Lloyd McKenzie (Jan 19 2017 at 16:26):
You don't need to lose the information about what information is being captured - you have Question.code available, or if you want to capture the specific sub-axis values (gender vs. age group vs. whatever), you could capture those as extensions. (Those could be ignored by those who want to treat it as a straight questionnaire.) So if you have someone who supports your profile, they could understand the extension that says "render these groups and the child questions as a grid" and the extensions that identify the disaggregation groups. But someone who doesn't understand those extensions would still see all of the questions and be able to gather and display all of the data, though not with as much conciseness. That sort of safe degradation of behavior is what you should be aiming for. If you use a custom resource or something that doesn't use individual questions, then no-one who doesn't understand your specific interface will be able to do anything with your forms or information.
Bob Jolliffe (Jan 19 2017 at 16:34):
Thanks Lloyd, there is sense in what you say. Let me try and work through some examples of how that might look. Then I'll come back here looking for critique.
Lloyd McKenzie (Jan 19 2017 at 17:01):
Sounds like an excellent plan. Examples always help moving things forward.

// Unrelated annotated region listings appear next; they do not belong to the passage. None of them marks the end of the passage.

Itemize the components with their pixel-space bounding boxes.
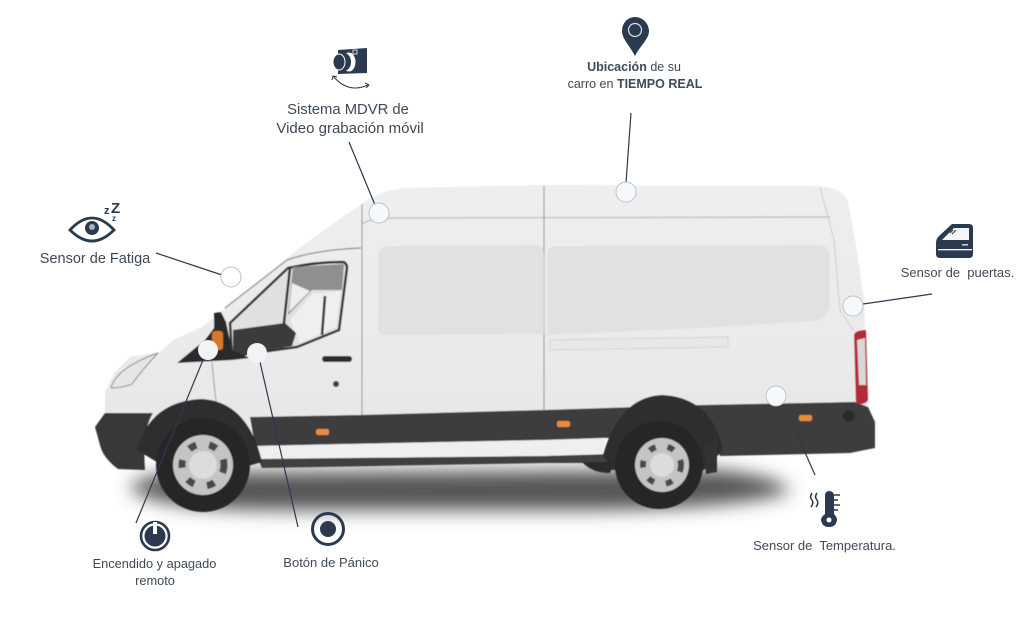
text: Botón de Pánico: Botón de Pánico [283,555,379,570]
mirror [177,312,250,363]
rear door seam [820,187,853,330]
door seams [362,186,544,460]
front wheel [156,418,250,512]
marker: puertas [843,296,863,316]
marker: Botón de Pánico [247,343,267,363]
text: remoto: remoto [135,573,175,588]
lower body band [250,402,875,456]
icon: sleepy eye: z [112,214,116,223]
icon: door [936,224,973,258]
white sill [258,438,606,459]
rear axle [582,462,614,473]
icon: sleepy eye: Z [111,200,120,217]
marker: Ubicación [616,182,636,202]
ground shadow [130,470,790,510]
marker: Encendido [198,340,218,360]
marker: Temperatura [766,386,786,406]
icon: sleepy eye [70,200,120,241]
van body [105,185,868,462]
side panels [378,245,544,335]
rear wheel arch [603,395,723,470]
text: Encendido: Encendido y apagado [93,556,216,571]
front bumper [95,413,153,470]
side rub strip [550,337,728,350]
marker: Sensor de Fatiga [221,267,241,287]
text: Ubicación: Ubicación de su [587,60,681,74]
window [230,262,347,356]
icon: sleepy eye: z [104,205,110,217]
van illustration [95,185,875,512]
icon: thermometer [810,491,840,527]
text: Sensor de Fatiga: Sensor de Fatiga [40,251,151,267]
markers [316,429,329,435]
mud flap [704,440,717,474]
front wheel arch [137,399,262,470]
icon: power [141,522,169,550]
icon: panic button [312,514,344,544]
tail light [854,330,868,404]
text: Sistema MDVR: Sistema MDVR de [287,102,409,118]
text: Sensor de puertas: Sensor de puertas. [901,265,1014,280]
fender seam [212,362,217,410]
text: Video grabación: Video grabación móvil [276,120,424,137]
front door outline [225,248,361,308]
door handle [322,356,352,362]
icon: camera [332,48,369,88]
text: carro en TIEMPO REAL: carro en TIEMPO REAL [568,77,703,91]
rear wheel [615,421,703,509]
roof crease [362,217,830,224]
icon: location pin [622,17,649,56]
marker: MDVR [369,203,389,223]
lower strip [258,454,613,468]
headlight [111,353,158,388]
connector lines [136,113,932,527]
text: Sensor de Temperatura: Sensor de Temperatura. [753,538,896,553]
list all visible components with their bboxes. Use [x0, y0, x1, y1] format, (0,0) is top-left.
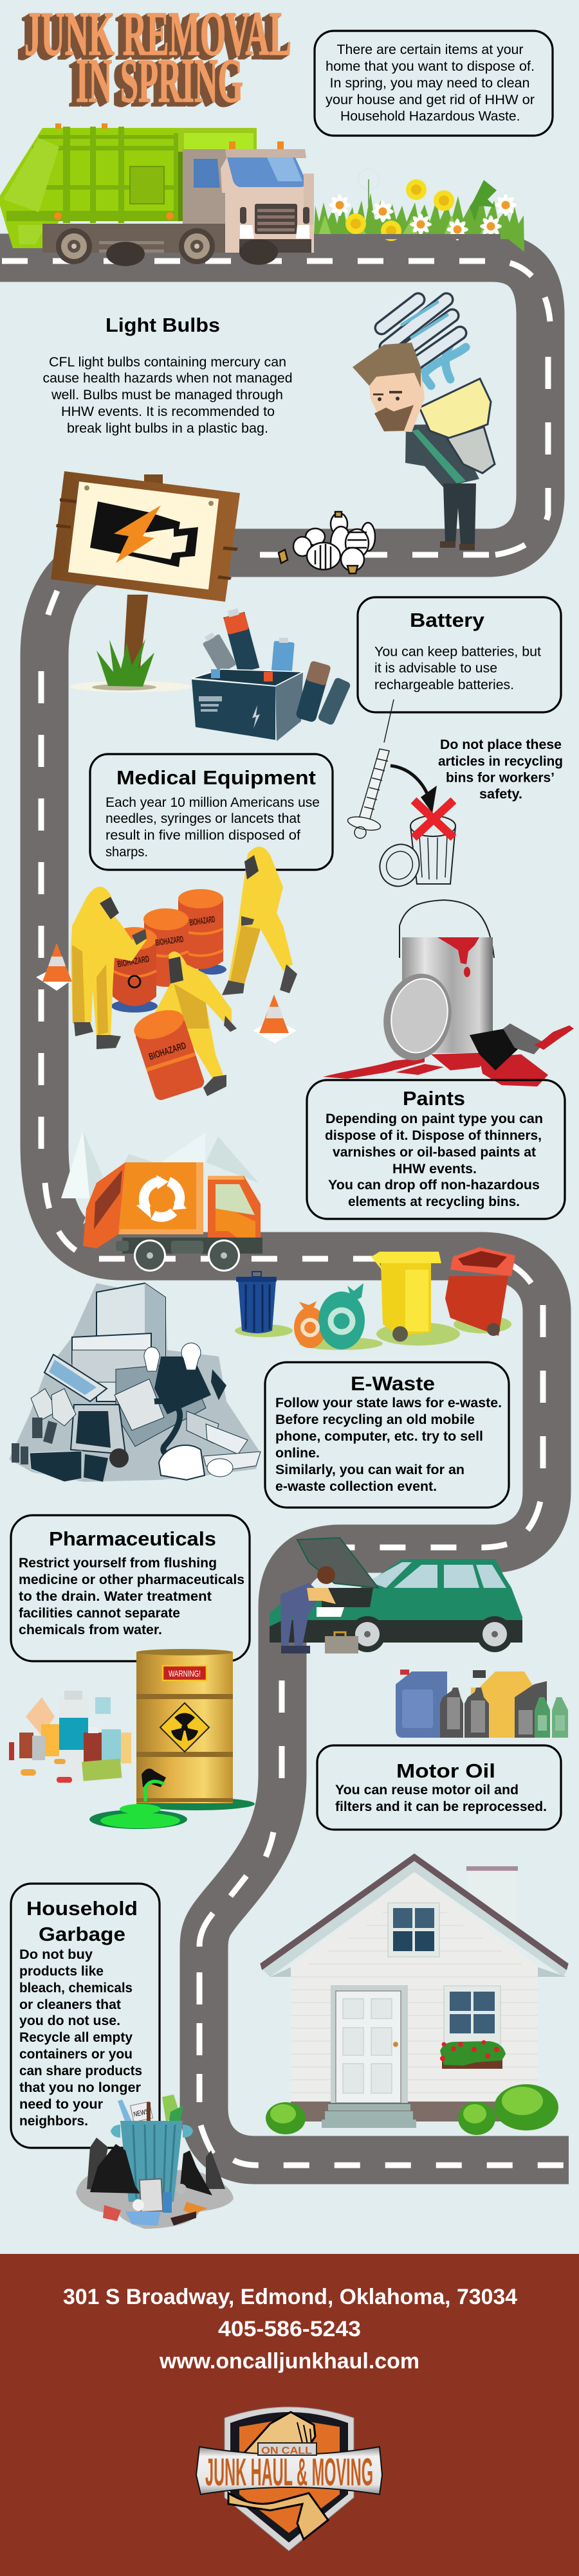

Please don't feel that we're not open to change, just that we have to be sensitive to managing complexity and ensuring there's a path for "simple" systems to still interoperate with more complex systems.
Grahame Grieve (Jan 20 2017 at 02:44):
how common is this use case? I think that Bob's point about statistical vs individual is a very good one. We've pretty much scoped Q/QR for the individual use case, but we could consider defining an extension pack for this?
Lloyd McKenzie (Jan 20 2017 at 04:05):
I think it's more about a form of data entry than individual vs. statistical - you can have grid entry for individuals as well as for populations. The question is whether the data gathered should be consumable by those who don't understand the extension(s).
Grahame Grieve (Jan 20 2017 at 09:04):
depends on what the author wants... there's always modifiers
Bob Jolliffe (Jan 20 2017 at 14:17):
You can see a fairly representative sample of routine report forms here - http:// moh.gov.rw/index.php?id=127. (These are from the Rwanda Ministry of Health). You will see that some of the forms using atomic dataelements already map neatly onto Questionnaire. Where there is disaggregation we want to try and retain that structure in the transmitted data (and hence the form description). Different countries do things slightly differently and different reporting sets use disaggregation more or less (HIV/ART related forms for example are always heavily disaggregated).
Bob Jolliffe (Jan 20 2017 at 14:21):
To answer "how common", most countries, even those with very low EMR penetration, make use of such routine reports. Usually with near 100% coverage of all registered facilities, so extremely impactful in terms of population covered. As mentioned above, some facilities will complete paper forms due to not having electricity, internet or facility systems. So "digitization" is an incremental process which must scale across different infrastructural environments.